Scopolamine : les effets indésirables sont plus marqués.
Homéopathie moins de 4CH : là les effets indésirables se font sentir, les risques allergiques sont non justifiés par rapport à son effet placebo.
Métopimazine : les effets indésirables sont non justifiés au regard de l'efficacité.
Métoclopramide : il y a trop d’effets indésirables.
Dompéridone : il y a trop d’effets indésirables.
En temps normal, les symptômes du mal des transports disparaissent 15 minutes après la fin des mouvements perturbants. Dans le cas de longs trajets, ils cessent en 36 ou 72 h, mais peuvent réapparaître si on quitte le véhicule.
Le plus important pour éviter les malaises pendant un voyage est d’adopter une position confortable pour le corps. Pour cela, mieux vaut choisir un siège placé à l’endroit le plus stable du véhicule comme :
à l’avant d’une voiture, au milieu ou à l’arrière ;
à l’avant d’un train ;
au centre d’un bateau sur un pont extérieur plutôt qu’à l’intérieur, et de préférence dans le sens de la marche.
Durant le trajet, maintenir la tête bien droite, fermer les yeux, regarder l’horizon ou observer des objets distants. Penser également à s'occuper l’esprit en écoutant de la musique ou en prenant le volant si c’est faisable. En outre, les repas et les boissons doivent être fréquents et en petites quantités.

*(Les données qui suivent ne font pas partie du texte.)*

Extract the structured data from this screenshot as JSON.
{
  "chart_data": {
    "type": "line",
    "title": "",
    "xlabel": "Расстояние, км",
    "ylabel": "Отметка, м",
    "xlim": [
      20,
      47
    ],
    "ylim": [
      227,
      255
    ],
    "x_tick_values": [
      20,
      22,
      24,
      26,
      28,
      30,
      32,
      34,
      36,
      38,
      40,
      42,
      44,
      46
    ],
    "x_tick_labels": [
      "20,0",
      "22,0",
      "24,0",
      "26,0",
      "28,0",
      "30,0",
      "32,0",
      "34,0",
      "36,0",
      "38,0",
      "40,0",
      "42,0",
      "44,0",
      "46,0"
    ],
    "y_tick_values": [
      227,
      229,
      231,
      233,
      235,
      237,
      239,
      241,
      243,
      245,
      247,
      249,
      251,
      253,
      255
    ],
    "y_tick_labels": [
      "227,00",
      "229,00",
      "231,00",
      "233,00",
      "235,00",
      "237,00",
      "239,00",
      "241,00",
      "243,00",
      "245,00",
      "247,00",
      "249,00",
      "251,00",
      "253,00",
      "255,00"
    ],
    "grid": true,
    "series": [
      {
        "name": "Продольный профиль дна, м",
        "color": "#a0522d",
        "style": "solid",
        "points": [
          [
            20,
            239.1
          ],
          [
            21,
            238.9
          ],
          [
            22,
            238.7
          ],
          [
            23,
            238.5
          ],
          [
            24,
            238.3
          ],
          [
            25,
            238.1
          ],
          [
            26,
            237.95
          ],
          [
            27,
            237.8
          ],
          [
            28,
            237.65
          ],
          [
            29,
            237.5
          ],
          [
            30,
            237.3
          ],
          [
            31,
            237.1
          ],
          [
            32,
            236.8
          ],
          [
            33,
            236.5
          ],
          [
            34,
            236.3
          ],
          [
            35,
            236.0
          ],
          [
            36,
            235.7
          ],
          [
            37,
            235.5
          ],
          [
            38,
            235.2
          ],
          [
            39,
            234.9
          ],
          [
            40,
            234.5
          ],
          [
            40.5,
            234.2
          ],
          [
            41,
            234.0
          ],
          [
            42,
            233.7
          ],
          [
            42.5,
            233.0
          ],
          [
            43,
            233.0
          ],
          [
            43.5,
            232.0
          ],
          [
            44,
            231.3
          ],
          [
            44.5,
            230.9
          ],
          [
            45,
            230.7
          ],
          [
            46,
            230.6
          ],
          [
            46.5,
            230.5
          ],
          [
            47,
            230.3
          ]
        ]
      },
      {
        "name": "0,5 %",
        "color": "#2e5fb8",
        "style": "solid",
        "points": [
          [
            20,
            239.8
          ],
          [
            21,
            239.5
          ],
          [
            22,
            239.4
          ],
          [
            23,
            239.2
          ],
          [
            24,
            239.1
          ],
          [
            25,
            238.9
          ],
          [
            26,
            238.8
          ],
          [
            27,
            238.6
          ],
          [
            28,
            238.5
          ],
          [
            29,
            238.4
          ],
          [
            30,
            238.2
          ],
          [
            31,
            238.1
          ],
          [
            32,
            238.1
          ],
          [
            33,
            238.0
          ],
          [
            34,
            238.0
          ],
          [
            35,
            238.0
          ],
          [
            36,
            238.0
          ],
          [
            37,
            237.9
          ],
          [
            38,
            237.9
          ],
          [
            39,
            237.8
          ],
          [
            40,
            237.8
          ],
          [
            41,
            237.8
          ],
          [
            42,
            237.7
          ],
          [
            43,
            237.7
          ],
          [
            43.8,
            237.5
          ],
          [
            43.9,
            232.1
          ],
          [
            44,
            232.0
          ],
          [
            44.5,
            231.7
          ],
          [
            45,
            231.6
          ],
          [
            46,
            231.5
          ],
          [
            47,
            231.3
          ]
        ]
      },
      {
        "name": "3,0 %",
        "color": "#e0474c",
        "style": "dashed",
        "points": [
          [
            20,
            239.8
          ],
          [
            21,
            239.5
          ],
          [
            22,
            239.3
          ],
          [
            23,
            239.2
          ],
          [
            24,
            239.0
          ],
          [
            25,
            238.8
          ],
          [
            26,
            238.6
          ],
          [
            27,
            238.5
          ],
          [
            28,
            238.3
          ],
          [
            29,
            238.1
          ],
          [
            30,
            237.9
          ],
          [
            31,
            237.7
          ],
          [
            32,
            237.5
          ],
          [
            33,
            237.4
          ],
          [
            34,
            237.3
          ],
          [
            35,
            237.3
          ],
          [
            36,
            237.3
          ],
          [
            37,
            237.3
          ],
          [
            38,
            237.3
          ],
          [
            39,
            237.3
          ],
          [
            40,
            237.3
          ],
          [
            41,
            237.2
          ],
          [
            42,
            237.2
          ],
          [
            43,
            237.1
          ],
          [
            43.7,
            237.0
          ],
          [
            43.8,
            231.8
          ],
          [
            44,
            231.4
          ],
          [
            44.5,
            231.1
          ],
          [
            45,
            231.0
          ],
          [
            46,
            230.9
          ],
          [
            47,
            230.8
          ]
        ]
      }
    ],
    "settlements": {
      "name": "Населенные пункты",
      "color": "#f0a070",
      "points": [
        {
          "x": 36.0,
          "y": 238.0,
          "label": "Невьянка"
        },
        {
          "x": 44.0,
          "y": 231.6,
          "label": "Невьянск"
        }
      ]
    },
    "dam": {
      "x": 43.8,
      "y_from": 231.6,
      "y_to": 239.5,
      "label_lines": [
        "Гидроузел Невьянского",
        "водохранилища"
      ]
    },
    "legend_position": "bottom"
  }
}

Aussi, le conducteur est invité à abandonner les techniques de conduites brutales notamment lors des entrées en virage et des freinages. Les roulis et le tangage sont aussi à éviter pour les conducteurs de bateau.
Les sujets à risques quant à eux devront envisager de prendre des médicaments avant le voyage pour empêcher le nausées.